Un paese solido dal punto di vista economico e sociale, deve presentare un grado di inclusione sociale e di benessere che tenga conto della riduzione della povertà e delle disuguaglianze di reddito; l’obiettivo è quello che viene stimato con l’indicatore della prosperità condivisa che, dopo la pandemia, ha visto ridurre il suo livello. Le motivazioni di tale trend negativo risiedono, a modesto avviso, nel grado di incertezza e di paura generato dalla crisi sanitaria che ha implicato anche un aggravamento del sentimento di egoismo e di attenzione al proprio esclusivo particolare, allontanandosi così da uno schema di benessere condiviso e di altruismo. L’attenzione verso il più debole ed il più fragile, oltre a rappresentare uno dei principi cardine di un sentire religioso e morale, di fatto dovrebbe essere percepita anche come obiettivo razionale che dovrebbe interessare tutta la collettività; perché quando si è in situazioni di difficoltà e di incertezza chiudersi in ambiti egoistici, dove non si è portati a collaborare e ad aiutare, non può che incrementare il rischio che ognuno di noi possa scivolare, da un momento all’altro e nella più completa solitudine e disinteresse, nella profondità della soglia di povertà estrema e di indigenza. Ulteriore riflesso socio politico derivante dal principio individualistico ed egoistico è l’affievolimento ed il depotenziamento dei principi su cui si basa il sistema politico democratico. Tutto questo potrebbe tradursi in instabilità sociale che non potrà far altro che incrementare il rischio di povertà economica, umana e spirituale, e la paura, in una sorta di spirale verso il basso, fino a degenerare e ad aprire le porte verso forme di totalitarismo e di schiavitù.

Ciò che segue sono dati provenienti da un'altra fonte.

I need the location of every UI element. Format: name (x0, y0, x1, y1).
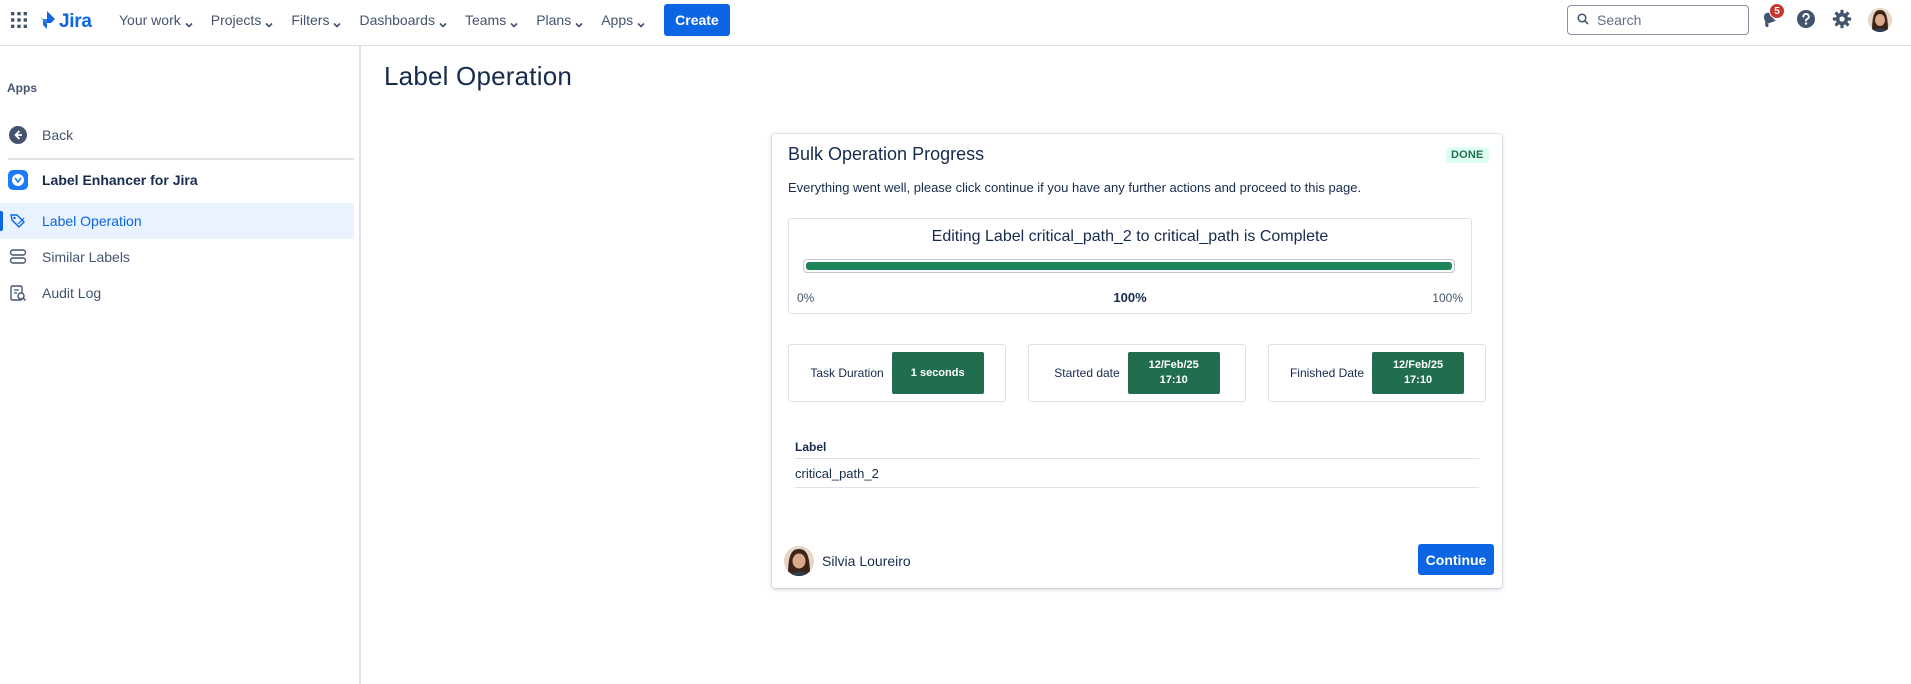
nav-label: Apps (601, 12, 634, 28)
sidebar-item-label-operation[interactable]: Label Operation (0, 203, 354, 239)
nav-your-work[interactable]: Your work (110, 0, 202, 40)
app-logo-icon (8, 170, 28, 190)
bulk-operation-card: Bulk Operation Progress DONE Everything … (772, 134, 1502, 588)
sidebar-item-label: Audit Log (42, 285, 102, 301)
stat-value: 12/Feb/25 17:10 (1127, 352, 1220, 394)
chevron-down-icon (510, 16, 518, 28)
chevron-down-icon (265, 16, 273, 28)
progress-panel: Editing Label critical_path_2 to critica… (788, 218, 1472, 314)
stat-label: Started date (1054, 366, 1120, 380)
stat-label: Task Duration (810, 366, 884, 380)
notification-count-badge: 5 (1769, 3, 1785, 19)
sidebar: Apps Back Label Enhancer for Jira Label … (0, 46, 361, 684)
avatar (784, 546, 814, 576)
nav-apps[interactable]: Apps (592, 0, 654, 40)
label-table: Label critical_path_2 (795, 440, 1479, 488)
sidebar-back-label: Back (42, 127, 74, 143)
page-title: Label Operation (384, 61, 573, 91)
label-edit-icon (8, 211, 28, 231)
sidebar-item-label: Label Operation (42, 213, 142, 229)
card-description: Everything went well, please click conti… (788, 180, 1362, 195)
nav-plans[interactable]: Plans (527, 0, 592, 40)
arrow-left-circle-icon (8, 125, 28, 145)
continue-button[interactable]: Continue (1418, 544, 1494, 575)
chevron-down-icon (575, 16, 583, 28)
stat-started-date: Started date 12/Feb/25 17:10 (1028, 344, 1246, 402)
jira-logo-text: Jira (59, 10, 92, 32)
status-badge: DONE (1446, 147, 1489, 163)
stat-label: Finished Date (1289, 366, 1365, 380)
gear-icon (1832, 9, 1852, 32)
nav-dashboards[interactable]: Dashboards (350, 0, 456, 40)
help-icon (1796, 9, 1816, 32)
sidebar-back-link[interactable]: Back (0, 117, 354, 153)
chevron-down-icon (637, 16, 645, 28)
notifications-button[interactable]: 5 (1757, 3, 1785, 32)
chevron-down-icon (333, 16, 342, 28)
progress-title: Editing Label critical_path_2 to critica… (931, 228, 1329, 245)
stat-finished-date: Finished Date 12/Feb/25 17:10 (1268, 344, 1486, 402)
nav-teams[interactable]: Teams (456, 0, 527, 40)
progress-value-label: 100% (1113, 290, 1147, 305)
stat-task-duration: Task Duration 1 seconds (788, 344, 1006, 402)
settings-button[interactable] (1830, 8, 1854, 32)
chevron-down-icon (185, 16, 193, 28)
card-title: Bulk Operation Progress (788, 144, 985, 164)
search-input[interactable] (1597, 12, 1737, 28)
search-box[interactable] (1567, 5, 1749, 35)
table-row: critical_path_2 (795, 459, 1479, 488)
sidebar-item-similar-labels[interactable]: Similar Labels (0, 239, 354, 275)
nav-label: Your work (119, 12, 181, 28)
table-header: Label (795, 440, 1479, 459)
chevron-down-icon (439, 16, 447, 28)
help-button[interactable] (1794, 8, 1818, 32)
nav-label: Teams (464, 12, 507, 28)
sidebar-divider (8, 158, 354, 160)
jira-logo[interactable]: Jira (38, 10, 92, 33)
user-name: Silvia Loureiro (822, 553, 911, 569)
sidebar-heading: Apps (7, 81, 37, 95)
nav-filters[interactable]: Filters (282, 0, 350, 40)
nav-label: Projects (210, 12, 262, 28)
jira-logo-icon (38, 10, 56, 33)
app-name: Label Enhancer for Jira (42, 172, 198, 188)
main-nav: Your work Projects Filters Dashboards Te… (110, 0, 730, 40)
search-icon (1577, 12, 1589, 28)
nav-label: Filters (291, 12, 330, 28)
stat-value: 1 seconds (891, 352, 984, 394)
sidebar-item-label: Similar Labels (42, 249, 130, 265)
stack-icon (8, 247, 28, 267)
sidebar-item-audit-log[interactable]: Audit Log (0, 275, 354, 311)
grid-icon[interactable] (10, 11, 28, 29)
sidebar-app-header[interactable]: Label Enhancer for Jira (0, 162, 354, 198)
progress-bar (803, 259, 1455, 273)
audit-log-icon (8, 283, 28, 303)
user-avatar[interactable] (1868, 8, 1892, 32)
progress-max-label: 100% (1432, 291, 1463, 305)
progress-bar-fill (806, 262, 1452, 270)
nav-label: Plans (536, 12, 572, 28)
create-button[interactable]: Create (664, 4, 730, 36)
top-navigation-bar: Jira Your work Projects Filters Dashboar… (0, 0, 1911, 46)
nav-projects[interactable]: Projects (202, 0, 283, 40)
stat-value: 12/Feb/25 17:10 (1372, 352, 1465, 394)
nav-label: Dashboards (359, 12, 435, 28)
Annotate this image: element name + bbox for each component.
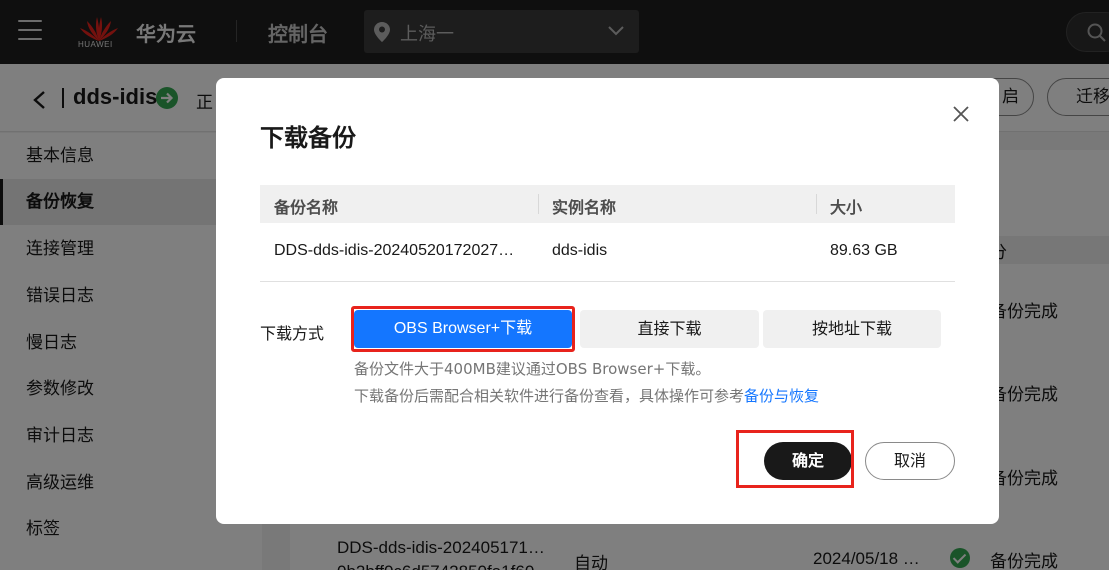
method-url-download-option[interactable]: 按地址下载 <box>763 310 941 348</box>
hint-text-2: 下载备份后需配合相关软件进行备份查看，具体操作可参考备份与恢复 <box>354 385 819 406</box>
hint-text-prefix: 下载备份后需配合相关软件进行备份查看，具体操作可参考 <box>354 387 745 405</box>
method-direct-download-option[interactable]: 直接下载 <box>580 310 759 348</box>
close-icon[interactable] <box>952 105 970 123</box>
highlight-box <box>736 430 854 488</box>
cell-instance-name: dds-idis <box>552 242 608 259</box>
hint-text: 备份文件大于400MB建议通过OBS Browser+下载。 <box>354 360 711 378</box>
column-separator <box>538 194 539 214</box>
download-method-label: 下载方式 <box>260 324 325 343</box>
highlight-box <box>351 306 575 352</box>
cell-size: 89.63 GB <box>830 242 898 259</box>
download-backup-dialog: 下载备份 备份名称 实例名称 大小 DDS-dds-idis-202405201… <box>216 78 999 524</box>
row-divider <box>260 281 955 282</box>
column-size: 大小 <box>830 198 863 217</box>
cancel-button[interactable]: 取消 <box>865 442 955 480</box>
cell-backup-name: DDS-dds-idis-20240520172027… <box>274 242 515 259</box>
column-instance-name: 实例名称 <box>552 198 617 217</box>
backup-restore-link[interactable]: 备份与恢复 <box>744 387 819 405</box>
dialog-title: 下载备份 <box>260 124 356 152</box>
table-header: 备份名称 实例名称 大小 <box>260 185 955 223</box>
column-backup-name: 备份名称 <box>274 198 339 217</box>
column-separator <box>816 194 817 214</box>
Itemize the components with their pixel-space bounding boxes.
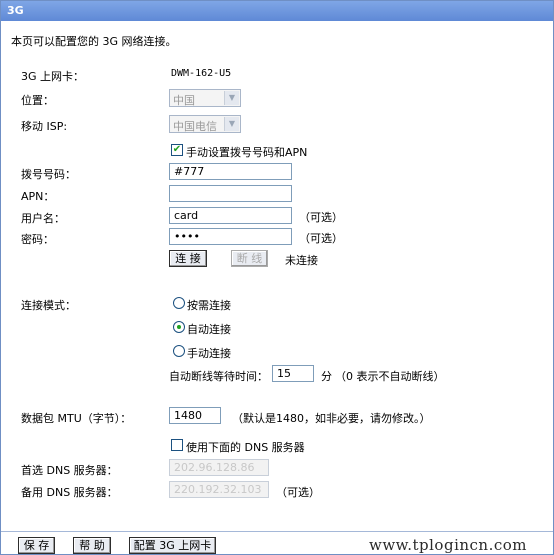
disconnect-button[interactable]: 断 线 <box>231 250 268 267</box>
idle-time-unit: 分 <box>321 370 332 383</box>
use-dns-checkbox[interactable] <box>171 439 183 451</box>
dial-number-input[interactable] <box>169 163 292 180</box>
isp-select[interactable]: 中国电信 ▼ <box>169 115 241 133</box>
help-button[interactable]: 帮 助 <box>73 537 111 554</box>
mode-auto-label: 自动连接 <box>187 323 231 336</box>
mtu-input[interactable] <box>169 407 221 424</box>
idle-time-note: （0 表示不自动断线） <box>335 370 445 383</box>
page-description: 本页可以配置您的 3G 网络连接。 <box>11 35 177 48</box>
username-label: 用户名： <box>21 212 65 225</box>
mode-on-demand-label: 按需连接 <box>187 299 231 312</box>
mode-auto-radio[interactable] <box>173 321 185 333</box>
manual-dial-checkbox[interactable]: ✔ <box>171 144 183 156</box>
apn-label: APN： <box>21 190 55 203</box>
connect-button[interactable]: 连 接 <box>169 250 207 267</box>
password-label: 密码： <box>21 233 54 246</box>
apn-input[interactable] <box>169 185 292 202</box>
save-button[interactable]: 保 存 <box>18 537 55 554</box>
chevron-down-icon: ▼ <box>224 91 239 105</box>
location-select[interactable]: 中国 ▼ <box>169 89 241 107</box>
card-label: 3G 上网卡： <box>21 70 85 83</box>
mtu-label: 数据包 MTU（字节）： <box>21 412 132 425</box>
secondary-dns-label: 备用 DNS 服务器： <box>21 486 118 499</box>
connection-status: 未连接 <box>285 254 318 267</box>
dial-label: 拨号号码： <box>21 168 76 181</box>
primary-dns-input[interactable] <box>169 459 269 476</box>
mode-on-demand-radio[interactable] <box>173 297 185 309</box>
manual-dial-label: 手动设置拨号号码和APN <box>186 146 308 159</box>
mtu-note: （默认是1480，如非必要，请勿修改。） <box>232 412 431 425</box>
password-optional-hint: （可选） <box>299 232 343 245</box>
secondary-dns-optional-hint: （可选） <box>276 486 320 499</box>
mode-manual-label: 手动连接 <box>187 347 231 360</box>
username-input[interactable] <box>169 207 292 224</box>
isp-label: 移动 ISP: <box>21 120 68 133</box>
watermark-text: www.tplogincn.com <box>369 536 528 554</box>
location-select-value: 中国 <box>173 94 195 107</box>
window-title: 3G <box>1 1 553 21</box>
location-label: 位置： <box>21 94 54 107</box>
check-icon: ✔ <box>172 144 182 155</box>
card-value: DWM-162-U5 <box>171 68 232 79</box>
mode-label: 连接模式： <box>21 299 76 312</box>
isp-select-value: 中国电信 <box>173 120 217 133</box>
password-input[interactable] <box>169 228 292 245</box>
configure-3g-card-button[interactable]: 配置 3G 上网卡 <box>129 537 216 554</box>
idle-time-input[interactable] <box>272 365 314 382</box>
secondary-dns-input[interactable] <box>169 481 269 498</box>
settings-panel: 3G 本页可以配置您的 3G 网络连接。 3G 上网卡： DWM-162-U5 … <box>0 0 554 555</box>
mode-manual-radio[interactable] <box>173 345 185 357</box>
primary-dns-label: 首选 DNS 服务器： <box>21 464 118 477</box>
use-dns-label: 使用下面的 DNS 服务器 <box>186 441 305 454</box>
username-optional-hint: （可选） <box>299 211 343 224</box>
chevron-down-icon: ▼ <box>224 117 239 131</box>
idle-time-label: 自动断线等待时间： <box>169 370 268 383</box>
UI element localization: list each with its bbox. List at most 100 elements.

Una visione solidaristica, che però purtroppo confligge con lo schema attuale dove si preferisce un modello di governo economico oligarchico ed un modello politico monocratico, potrebbe portare all’inclusione ed alla condivisione della ricchezza ed al benessere della maggior parte delle persone. Con molta umiltà forse bisognerebbe riconoscere che ognuno ha diritto al suo, che ognuno ha un posto nell’ambiente in cui vive e che forse molti dovrebbero smettere di comportarsi come super potenti con diritto di vita e di morte sulla maggior parte della popolazione mondiale e sull’ambiente visto solo come una riserva di beni produttivi da sfruttare, oggi e subito, e non anche da condividere, specialmente con le generazioni future.